Stingrays Can Reprogram The Permissions on Your Devices

Mr. Rigmaiden’s air card, which he used to connect to the Internet from his phone, was set up so as not to connect to unrecognized networks. Verizon and law enforcement worked together to forcibly reprogram it so that it would accept incoming calls from the FBI that would disclose his exact location. So, if you set up your devices in a manner intended to make them secure not only from law enforcement but also from security threats from criminal actors, and then law enforcement wants access to them anyway, they will happily go ahead and do what for anybody else would be criminal hacking under the Computer Fraud and Abuse Act.

This is the irony of the current clamor for “cybersecurity.” Law enforcement does not want you to be able to take steps to make your devices secure, whether you are a private individual or a corporation. The FBI is, in fact, emphatic about the need for “back doors” that would allow law enforcement access to every device. However, doors don’t care who goes through them; opening a back door for law enforcement also inherently makes devices vulnerable to exactly the kind of of cybersecurity attacks that the government claims to be concerned about. The Stingray and the FBI’s proposed back doors damage the property of every digital device user.

Stingrays Have Become Much More Mobile and Portable

From being about 50cm high in the 1990s, modern stingrays have become much more portable, like any other device, and are now usually referred to as being “suitcase-sized.” The excellent Texas-based privacy blog Grits for Breakfast reported last month that the FBI has acknowledged using them very commonly for at least five years, and carrying them around in vans, but it also looks like law enforcement officers no longer need to use vans to conceal the equipment; they can simply walk through a crowd while carrying them. Slate reports that they have become portable enough for them to be used by private parties as part of extortion schemes. A British privacy group also appears to have developed an “IMSI catcher catcher” which will detect the use of IMSI catchers in the surrounding area.

UPDATE 2: And is anyone else seeing here a convergence between stingray and drone technology? Flying stingrays, baby. You heard it here first.

Judges Don’t Know What They’re Dealing With

One problem with stingrays is that the judges who approve “pen register” surveillance warrants are often not aware that such an intrusive tool is being used. The warrant will not typically name the technology, but will talk in general about intercepting “cellphone location” data. This means that judges have no occasion to find out about what technologies are being used or how intrusive they are, and also that the public has no way of knowing how many of the pen register warrants issued across the nation are really for the use of stingrays or comparable devices, rather than for more conventional requests to phone companies for cellphone location data.

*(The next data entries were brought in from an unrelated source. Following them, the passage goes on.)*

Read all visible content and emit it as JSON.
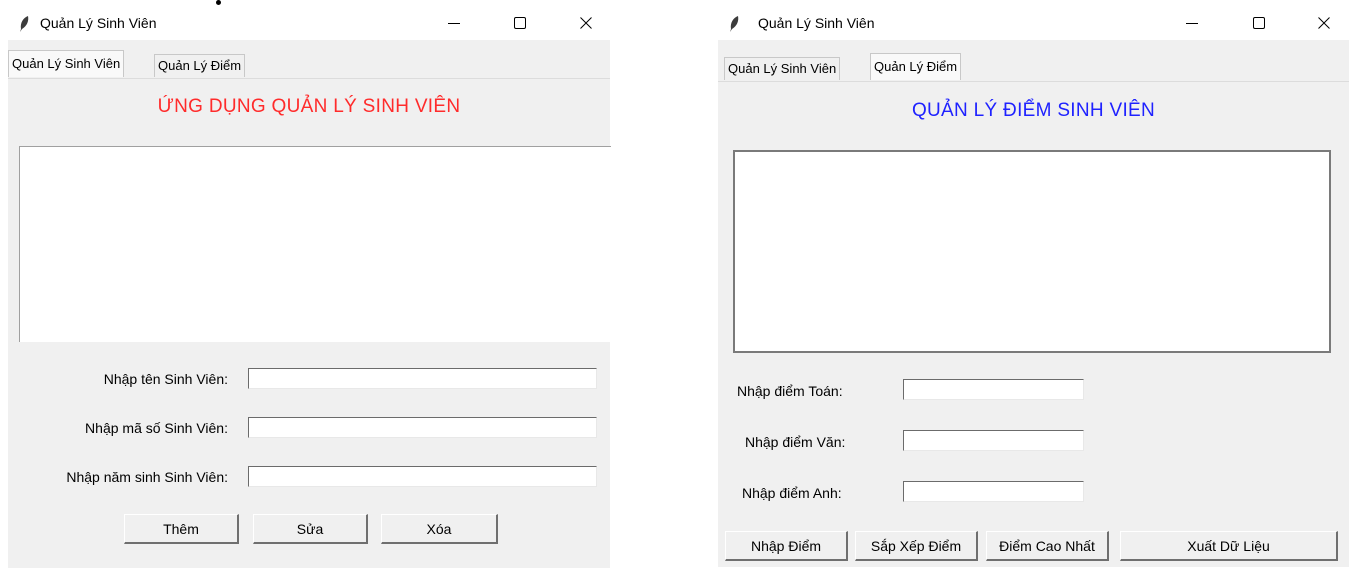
{
  "windows": [
    {
      "title": "Quản Lý Sinh Viên",
      "tabs": [
        "Quản Lý Sinh Viên",
        "Quản Lý Điểm"
      ],
      "active_tab": 0,
      "heading": "ỨNG DỤNG QUẢN LÝ SINH VIÊN",
      "heading_color": "#ff2b2b",
      "fields": [
        {
          "label": "Nhập tên Sinh Viên:",
          "value": ""
        },
        {
          "label": "Nhập mã số Sinh Viên:",
          "value": ""
        },
        {
          "label": "Nhập năm sinh Sinh Viên:",
          "value": ""
        }
      ],
      "buttons": [
        "Thêm",
        "Sửa",
        "Xóa"
      ]
    },
    {
      "title": "Quản Lý Sinh Viên",
      "tabs": [
        "Quản Lý Sinh Viên",
        "Quản Lý Điểm"
      ],
      "active_tab": 1,
      "heading": "QUẢN LÝ ĐIỂM SINH VIÊN",
      "heading_color": "#1f22ff",
      "fields": [
        {
          "label": "Nhập điểm Toán:",
          "value": ""
        },
        {
          "label": "Nhập điểm Văn:",
          "value": ""
        },
        {
          "label": "Nhập điểm Anh:",
          "value": ""
        }
      ],
      "buttons": [
        "Nhập Điểm",
        "Sắp Xếp Điểm",
        "Điểm Cao Nhất",
        "Xuất Dữ Liệu"
      ]
    }
  ],
  "icons": {
    "app": "feather-icon",
    "minimize": "minimize-icon",
    "maximize": "maximize-icon",
    "close": "close-icon"
  }
}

UPDATE: The ACLU obtains the smoking gun corroborating that this is happening.

Conclusion

Technologies, once released, cannot easily be suppressed. Law enforcement has been using stingrays for many years. But we hope that the Rigmaiden case will lead to a definitive ruling on the merits that IMSI catchers violate the Fourth Amendment, because they cannot be used without violating its particularity requirements. Therefore, no warrant can be devised that would both meet the requirements of the Fourth Amendment and permit the use of stingrays by law enforcement. Meanwhile, I’m going to chase up on the “IMSI catcher catcher”, and see if I can get one!